Hahaha. Sure. It’s not like Padma could have done anything about 9/11 from Los Angeles. She’s not Gwyneth Paltrow, who saved a life in New York by barely not hitting a woman with her SUV, but would have saved a life anywhere by not hitting a woman with her SUV. American hero. Besides, we already know that 9/11 is Mark Wahlberg’s fault. (Thanks for nothing, dude!) It’s just funny to imagine Padma at the inevitable “Sharing of the Personal 9/11 Stories” that happens at the occasional dinner party or whatever.
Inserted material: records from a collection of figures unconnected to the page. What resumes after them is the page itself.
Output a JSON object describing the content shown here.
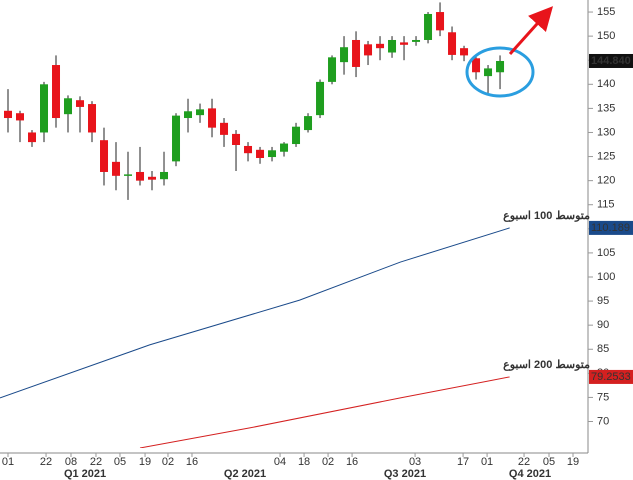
{
  "chart_data": {
    "type": "candlestick",
    "up_color": "#1f9e1f",
    "down_color": "#e8141b",
    "x": [
      0,
      1,
      2,
      3,
      4,
      5,
      6,
      7,
      8,
      9,
      10,
      11,
      12,
      13,
      14,
      15,
      16,
      17,
      18,
      19,
      20,
      21,
      22,
      23,
      24,
      25,
      26,
      27,
      28,
      29,
      30,
      31,
      32,
      33,
      34,
      35,
      36,
      37,
      38,
      39,
      40,
      41
    ],
    "open": [
      134.5,
      134,
      130,
      130,
      144,
      133.8,
      136.7,
      135.9,
      128.4,
      123.9,
      121,
      121.8,
      120.8,
      120.3,
      124,
      133,
      133.6,
      135,
      132,
      129.7,
      127.2,
      126.4,
      124.9,
      126,
      127.6,
      130.5,
      133.6,
      140.5,
      144.6,
      149.2,
      148.3,
      148.4,
      146.6,
      148.7,
      148.8,
      149.2,
      155,
      150.8,
      147.5,
      145.4,
      141.7,
      142.5
    ],
    "high": [
      139,
      134.5,
      130.5,
      140.5,
      146,
      137.7,
      137.5,
      136.5,
      131,
      128,
      126,
      127,
      122,
      126,
      134,
      137,
      136,
      137,
      133,
      130.5,
      128,
      127,
      127,
      128,
      132,
      134,
      141,
      146,
      150,
      151,
      149,
      150,
      150,
      150,
      150,
      155,
      157,
      152,
      148,
      146,
      144,
      146
    ],
    "low": [
      130,
      128,
      127,
      128,
      131,
      130,
      130,
      128,
      119,
      118,
      116,
      119,
      118,
      119,
      123,
      130,
      132,
      129,
      127,
      122,
      124,
      123.5,
      124,
      125,
      127,
      130,
      133,
      140,
      142,
      141.5,
      144,
      145,
      145.5,
      145,
      148,
      148.5,
      150,
      145,
      144.8,
      141,
      138,
      139
    ],
    "close": [
      133,
      132.5,
      128,
      140,
      133,
      137.1,
      135.3,
      130,
      121.8,
      121,
      121.3,
      120,
      120.2,
      121.8,
      133.5,
      134.4,
      134.8,
      131,
      129.5,
      127.4,
      125.7,
      124.7,
      126.3,
      127.7,
      131.2,
      133.4,
      140.5,
      145.6,
      147.7,
      143.6,
      146,
      147.5,
      149.2,
      148.2,
      149.2,
      154.6,
      151.2,
      146.1,
      146,
      142.5,
      143.3,
      144.84
    ],
    "last_price": {
      "value": 144.84,
      "label": "144.840"
    },
    "series": [
      {
        "name": "متوسط 100 اسبوع",
        "color": "#1a4a8a",
        "x": [
          -0.67,
          11.8,
          24.3,
          32.7,
          41.8
        ],
        "values": [
          74.9,
          85.9,
          95.2,
          103.1,
          110.189
        ]
      },
      {
        "name": "متوسط 200 اسبوع",
        "color": "#d42020",
        "x": [
          11,
          20.2,
          32.7,
          41.8
        ],
        "values": [
          64.5,
          68.7,
          74.9,
          79.2533
        ]
      }
    ],
    "xlim": [
      -0.667,
      48.33
    ],
    "ylim": [
      64.5,
      157.5
    ],
    "yticks": [
      70,
      75,
      80,
      85,
      90,
      95,
      100,
      105,
      110,
      115,
      120,
      125,
      130,
      135,
      140,
      145,
      150,
      155
    ],
    "xticks": [
      {
        "value": 0,
        "label": "01"
      },
      {
        "value": 3.17,
        "label": "22"
      },
      {
        "value": 5.25,
        "label": "08"
      },
      {
        "value": 7.33,
        "label": "22"
      },
      {
        "value": 9.33,
        "label": "05"
      },
      {
        "value": 11.42,
        "label": "19"
      },
      {
        "value": 13.33,
        "label": "02"
      },
      {
        "value": 15.33,
        "label": "16"
      },
      {
        "value": 22.67,
        "label": "04"
      },
      {
        "value": 24.67,
        "label": "18"
      },
      {
        "value": 26.67,
        "label": "02"
      },
      {
        "value": 28.67,
        "label": "16"
      },
      {
        "value": 33.92,
        "label": "03"
      },
      {
        "value": 37.92,
        "label": "17"
      },
      {
        "value": 39.92,
        "label": "01"
      },
      {
        "value": 43,
        "label": "22"
      },
      {
        "value": 45.08,
        "label": "05"
      },
      {
        "value": 47.08,
        "label": "19"
      }
    ],
    "quarter_ticks": [
      {
        "value": 6.42,
        "label": "Q1 2021"
      },
      {
        "value": 19.75,
        "label": "Q2 2021"
      },
      {
        "value": 33.08,
        "label": "Q3 2021"
      },
      {
        "value": 43.5,
        "label": "Q4 2021"
      }
    ]
  }
}
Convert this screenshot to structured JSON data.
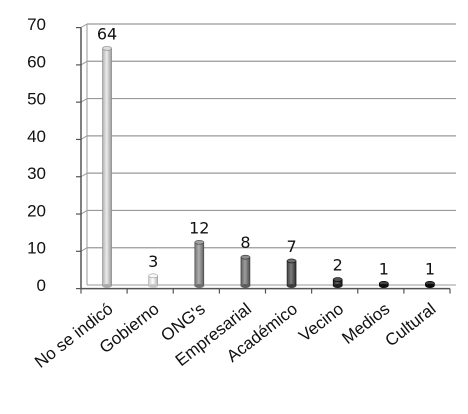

She either has to grandiosely explain that doing the lingerie shoot was her own attempt at “returning life to some kind of normalcy,” or she has to talk about how the photo shoot was eventually canceled, and she probably inserts some kind of harmless “at my insistence, of course” lie to make herself look better (as if that’s possible!). OR, being the media savvy, ultra-sexy professional that she is, she tactfully omits the lingerie shoot altogether, which is wise, and talks about being glued to her television for three days straight “just like everyone else,” but even then, you know in her head all she can remember is her 9/11 lingerie shoot. One tear rolls down her perfect cheek. And I wipe it away. Because we are man and wife.